The confidence of the manufacturer, farmer and trader proved that fear was being conquered and the conquest would be won if that sanity, patience and good will commended in the King's Christmas speech prevailed.
The establishment of unemployment centres showed the unprecedented growth of neighbourliness. All should resolve not to permit vested interests to delay the time when it would no longer be a mockery to describe the people's houses as homes.
NEW , YORK GAIETY. CROWDS IN TIMES SQUARE. NEW YORK, January 1. New York City last evening celebrated the gayest and wettest New Year since before prohibition. Liquor flowed freely in cabarets, hotels and restaurants. The police lifted the curfew in public places from 3 a.m. to 5 a.m. With the theatres closed, merrymaking started early on Sunday. All the large hotels reported that all their tables were reserved. The Waldorf Astoria Hotel entertained 4000 guests and turned thousands away. The usual crowds thronged Times Square, singing and sounding horns. Hundreds of extra police were mobilised to handle the traffic.

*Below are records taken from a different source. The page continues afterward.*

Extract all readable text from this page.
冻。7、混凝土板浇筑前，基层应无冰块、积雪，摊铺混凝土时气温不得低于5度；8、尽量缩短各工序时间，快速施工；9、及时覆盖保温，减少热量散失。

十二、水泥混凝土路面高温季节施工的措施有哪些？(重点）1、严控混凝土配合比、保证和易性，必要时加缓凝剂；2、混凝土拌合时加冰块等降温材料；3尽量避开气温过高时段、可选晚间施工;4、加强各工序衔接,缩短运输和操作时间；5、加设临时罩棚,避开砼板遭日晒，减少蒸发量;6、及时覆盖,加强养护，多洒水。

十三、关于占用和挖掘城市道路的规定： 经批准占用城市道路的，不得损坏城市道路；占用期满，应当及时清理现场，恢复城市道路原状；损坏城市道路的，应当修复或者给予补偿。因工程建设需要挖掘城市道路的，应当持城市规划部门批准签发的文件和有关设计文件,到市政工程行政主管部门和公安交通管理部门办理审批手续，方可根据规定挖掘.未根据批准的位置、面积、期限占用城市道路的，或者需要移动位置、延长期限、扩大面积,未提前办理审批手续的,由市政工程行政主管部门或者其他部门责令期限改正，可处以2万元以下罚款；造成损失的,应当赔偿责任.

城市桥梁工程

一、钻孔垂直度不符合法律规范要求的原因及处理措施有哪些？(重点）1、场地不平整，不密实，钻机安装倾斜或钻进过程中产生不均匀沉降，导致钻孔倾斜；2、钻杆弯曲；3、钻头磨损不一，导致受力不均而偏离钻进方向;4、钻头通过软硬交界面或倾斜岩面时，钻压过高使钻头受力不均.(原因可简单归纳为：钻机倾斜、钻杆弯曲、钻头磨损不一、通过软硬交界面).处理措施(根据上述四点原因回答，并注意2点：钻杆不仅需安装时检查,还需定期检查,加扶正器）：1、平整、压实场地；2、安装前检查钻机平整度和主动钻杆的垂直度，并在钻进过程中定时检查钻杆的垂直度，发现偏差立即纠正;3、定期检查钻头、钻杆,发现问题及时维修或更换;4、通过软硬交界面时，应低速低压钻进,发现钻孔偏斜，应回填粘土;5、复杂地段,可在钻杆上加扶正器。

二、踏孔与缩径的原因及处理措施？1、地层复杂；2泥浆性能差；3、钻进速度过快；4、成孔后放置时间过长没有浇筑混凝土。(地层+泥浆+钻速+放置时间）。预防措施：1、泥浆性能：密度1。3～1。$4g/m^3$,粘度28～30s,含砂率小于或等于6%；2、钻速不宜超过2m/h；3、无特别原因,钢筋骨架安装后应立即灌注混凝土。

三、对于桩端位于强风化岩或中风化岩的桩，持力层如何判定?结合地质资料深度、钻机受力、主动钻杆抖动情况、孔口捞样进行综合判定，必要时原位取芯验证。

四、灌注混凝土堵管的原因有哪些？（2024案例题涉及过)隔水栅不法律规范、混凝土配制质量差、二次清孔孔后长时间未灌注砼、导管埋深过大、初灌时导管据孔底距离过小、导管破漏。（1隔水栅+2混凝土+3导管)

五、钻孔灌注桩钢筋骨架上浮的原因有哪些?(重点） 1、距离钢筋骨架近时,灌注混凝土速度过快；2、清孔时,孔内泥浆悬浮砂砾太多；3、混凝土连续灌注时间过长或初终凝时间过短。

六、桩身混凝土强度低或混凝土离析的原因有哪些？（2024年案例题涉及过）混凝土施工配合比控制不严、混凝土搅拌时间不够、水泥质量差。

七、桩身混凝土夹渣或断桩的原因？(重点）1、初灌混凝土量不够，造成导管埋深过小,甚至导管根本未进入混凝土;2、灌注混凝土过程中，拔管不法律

NEW YEAR REVELS. LONDON CROWDS CELEBRATE. LONDON, January 1. The New York revels were shorn of much of their customary hilarity owing to New Year's Eve falling on Sunday, but it was a dry, pleasant night, and a large crowd assembled in St. Paul's Churchyard, which -is the Mecca of London Scots. Piccadilly Circus was also filled with noisy revellers. Ex-servicemen's bands played in Trafalgar Square. Whistles and motor hooters produced a popular compound, sending people home happy. A dense fog at Broxbourne aerodrome, Hertfordshire, prevented a parachutist jumping out the old year into the new, disappointing hundreds who had assembled there.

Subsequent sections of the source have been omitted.